I am silent, pondering that in my mind. "Can it be that it is love, though I know you so little? I am not sure that I know what love feels like. I know I feel good when you are holding me. I feel as if all around me the world can be falling to pieces, but as long as you are with me, it doesn't matter."
"It is difficult to know what love is supposed to feel like," he agrees. "Before I met you, I thought…I thought I knew love, and was in love, but now I am not sure anymore."
"Things would be a lot simpler for many, had they never met me," I answer bitterly, thinking of Rosalind.
"Simpler, perchance, but not better, beautiful one."
"What is it you feel for me?" I ask in return.

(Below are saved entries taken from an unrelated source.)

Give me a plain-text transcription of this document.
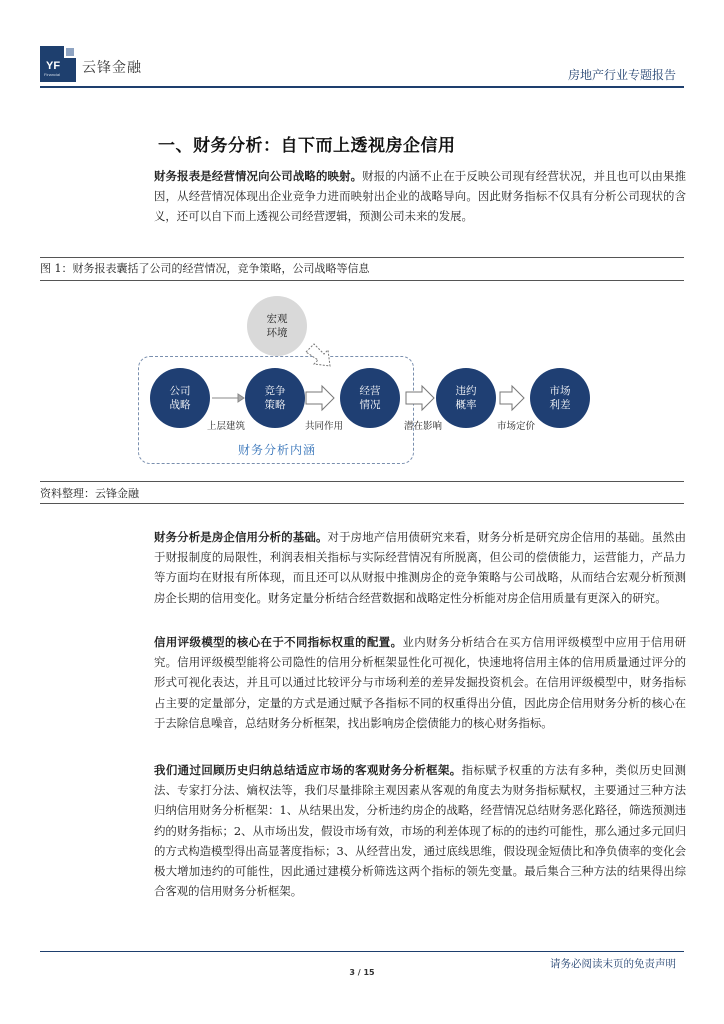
YF
Financial 云锋金融	房地产行业专题报告
一、财务分析：自下而上透视房企信用

财务报表是经营情况向公司战略的映射。财报的内涵不止在于反映公司现有经营状况，并且也可以由果推因，从经营情况体现出企业竞争力进而映射出企业的战略导向。因此财务指标不仅具有分析公司现状的含义，还可以自下而上透视公司经营逻辑，预测公司未来的发展。

图 1：财务报表囊括了公司的经营情况，竞争策略，公司战略等信息
宏观
环境
公司
战略
竞争
策略
经营
情况
违约
概率
市场
利差
上层建筑	共同作用	潜在影响	市场定价
财务分析内涵
资料整理：云锋金融

财务分析是房企信用分析的基础。对于房地产信用债研究来看，财务分析是研究房企信用的基础。虽然由于财报制度的局限性，利润表相关指标与实际经营情况有所脱离，但公司的偿债能力，运营能力，产品力等方面均在财报有所体现，而且还可以从财报中推测房企的竞争策略与公司战略，从而结合宏观分析预测房企长期的信用变化。财务定量分析结合经营数据和战略定性分析能对房企信用质量有更深入的研究。

信用评级模型的核心在于不同指标权重的配置。业内财务分析结合在买方信用评级模型中应用于信用研究。信用评级模型能将公司隐性的信用分析框架显性化可视化，快速地将信用主体的信用质量通过评分的形式可视化表达，并且可以通过比较评分与市场利差的差异发掘投资机会。在信用评级模型中，财务指标占主要的定量部分，定量的方式是通过赋予各指标不同的权重得出分值，因此房企信用财务分析的核心在于去除信息噪音，总结财务分析框架，找出影响房企偿债能力的核心财务指标。

我们通过回顾历史归纳总结适应市场的客观财务分析框架。指标赋予权重的方法有多种，类似历史回测法、专家打分法、熵权法等，我们尽量排除主观因素从客观的角度去为财务指标赋权，主要通过三种方法归纳信用财务分析框架：1、从结果出发，分析违约房企的战略，经营情况总结财务恶化路径，筛选预测违约的财务指标；2、从市场出发，假设市场有效，市场的利差体现了标的的违约可能性，那么通过多元回归的方式构造模型得出高显著度指标；3、从经营出发，通过底线思维，假设现金短债比和净负债率的变化会极大增加违约的可能性，因此通过建模分析筛选这两个指标的领先变量。最后集合三种方法的结果得出综合客观的信用财务分析框架。

请务必阅读末页的免责声明
3 / 15
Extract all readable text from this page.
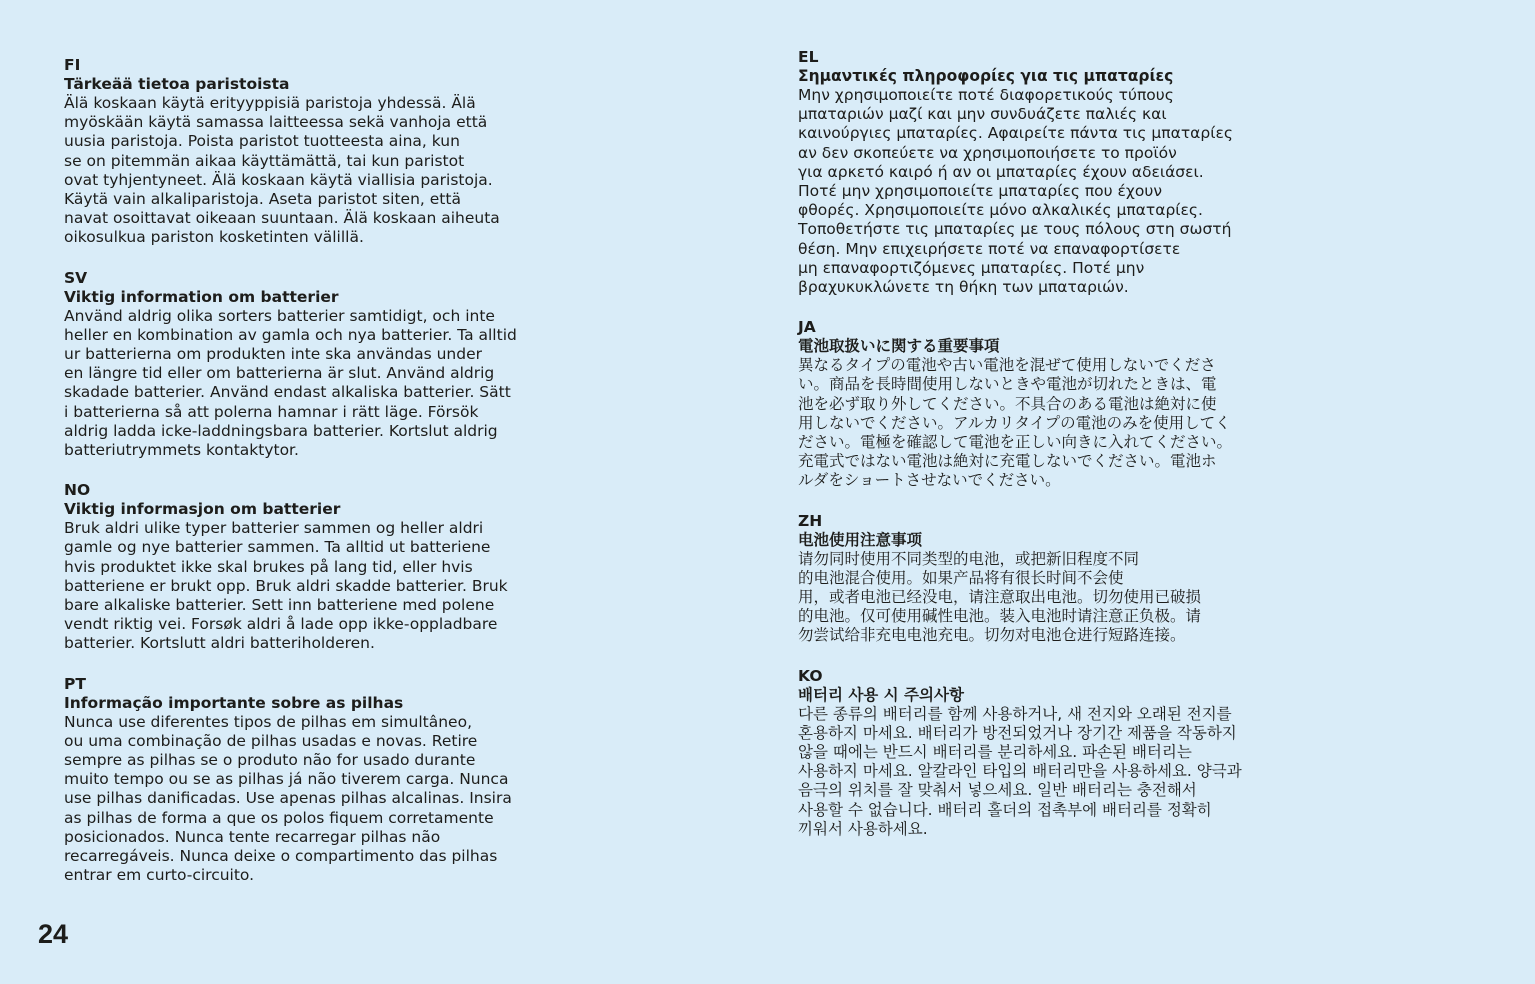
FI

Tärkeää tietoa paristoista

Älä koskaan käytä erityyppisiä paristoja yhdessä. Älä
myöskään käytä samassa laitteessa sekä vanhoja että
uusia paristoja. Poista paristot tuotteesta aina, kun
se on pitemmän aikaa käyttämättä, tai kun paristot
ovat tyhjentyneet. Älä koskaan käytä viallisia paristoja.
Käytä vain alkaliparistoja. Aseta paristot siten, että
navat osoittavat oikeaan suuntaan. Älä koskaan aiheuta
oikosulkua pariston kosketinten välillä.

SV

Viktig information om batterier

Använd aldrig olika sorters batterier samtidigt, och inte
heller en kombination av gamla och nya batterier. Ta alltid
ur batterierna om produkten inte ska användas under
en längre tid eller om batterierna är slut. Använd aldrig
skadade batterier. Använd endast alkaliska batterier. Sätt
i batterierna så att polerna hamnar i rätt läge. Försök
aldrig ladda icke-laddningsbara batterier. Kortslut aldrig
batteriutrymmets kontaktytor.

NO

Viktig informasjon om batterier

Bruk aldri ulike typer batterier sammen og heller aldri
gamle og nye batterier sammen. Ta alltid ut batteriene
hvis produktet ikke skal brukes på lang tid, eller hvis
batteriene er brukt opp. Bruk aldri skadde batterier. Bruk
bare alkaliske batterier. Sett inn batteriene med polene
vendt riktig vei. Forsøk aldri å lade opp ikke-oppladbare
batterier. Kortslutt aldri batteriholderen.

PT

Informação importante sobre as pilhas

Nunca use diferentes tipos de pilhas em simultâneo,
ou uma combinação de pilhas usadas e novas. Retire
sempre as pilhas se o produto não for usado durante
muito tempo ou se as pilhas já não tiverem carga. Nunca
use pilhas danificadas. Use apenas pilhas alcalinas. Insira
as pilhas de forma a que os polos fiquem corretamente
posicionados. Nunca tente recarregar pilhas não
recarregáveis. Nunca deixe o compartimento das pilhas
entrar em curto-circuito.

EL

Σημαντικές πληροφορίες για τις μπαταρίες

Μην χρησιμοποιείτε ποτέ διαφορετικούς τύπους
μπαταριών μαζί και μην συνδυάζετε παλιές και
καινούργιες μπαταρίες. Αφαιρείτε πάντα τις μπαταρίες
αν δεν σκοπεύετε να χρησιμοποιήσετε το προϊόν
για αρκετό καιρό ή αν οι μπαταρίες έχουν αδειάσει.
Ποτέ μην χρησιμοποιείτε μπαταρίες που έχουν
φθορές. Χρησιμοποιείτε μόνο αλκαλικές μπαταρίες.
Τοποθετήστε τις μπαταρίες με τους πόλους στη σωστή
θέση. Μην επιχειρήσετε ποτέ να επαναφορτίσετε
μη επαναφορτιζόμενες μπαταρίες. Ποτέ μην
βραχυκυκλώνετε τη θήκη των μπαταριών.

JA

電池取扱いに関する重要事項

異なるタイプの電池や古い電池を混ぜて使用しないでくださ
い。商品を長時間使用しないときや電池が切れたときは、電
池を必ず取り外してください。不具合のある電池は絶対に使
用しないでください。アルカリタイプの電池のみを使用してく
ださい。電極を確認して電池を正しい向きに入れてください。
充電式ではない電池は絶対に充電しないでください。電池ホ
ルダをショートさせないでください。

ZH

电池使用注意事项

请勿同时使用不同类型的电池，或把新旧程度不同
的电池混合使用。如果产品将有很长时间不会使
用，或者电池已经没电，请注意取出电池。切勿使用已破损
的电池。仅可使用碱性电池。装入电池时请注意正负极。请
勿尝试给非充电电池充电。切勿对电池仓进行短路连接。

KO

배터리 사용 시 주의사항

다른 종류의 배터리를 함께 사용하거나, 새 전지와 오래된 전지를
혼용하지 마세요. 배터리가 방전되었거나 장기간 제품을 작동하지
않을 때에는 반드시 배터리를 분리하세요. 파손된 배터리는
사용하지 마세요. 알칼라인 타입의 배터리만을 사용하세요. 양극과
음극의 위치를 잘 맞춰서 넣으세요. 일반 배터리는 충전해서
사용할 수 없습니다. 배터리 홀더의 접촉부에 배터리를 정확히
끼워서 사용하세요.

24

"Desire," he admits. "More than desire. I want to know the softness of your skin, and the secrets of your body. But I also want to see laughter in your lips…and love in your eyes."
I open my mouth to reply, even though as I do so I realise I don't know what to say. Aragorn places a finger on my lips, and shakes his head.
"Don't."
He kisses me, slowly and sweetly, then carefully unlaces my shirt. I feel his gentle hands caress my body, but it is not what I want. I do not understand why his touches evoke repugnance, even as he stirs passion, but reason has not been my strong point lately.
"No," I whisper to him, and distract him with a kiss of my own.
We spend the night in lovemaking, with me exploring every inch of him and getting to know him intimately.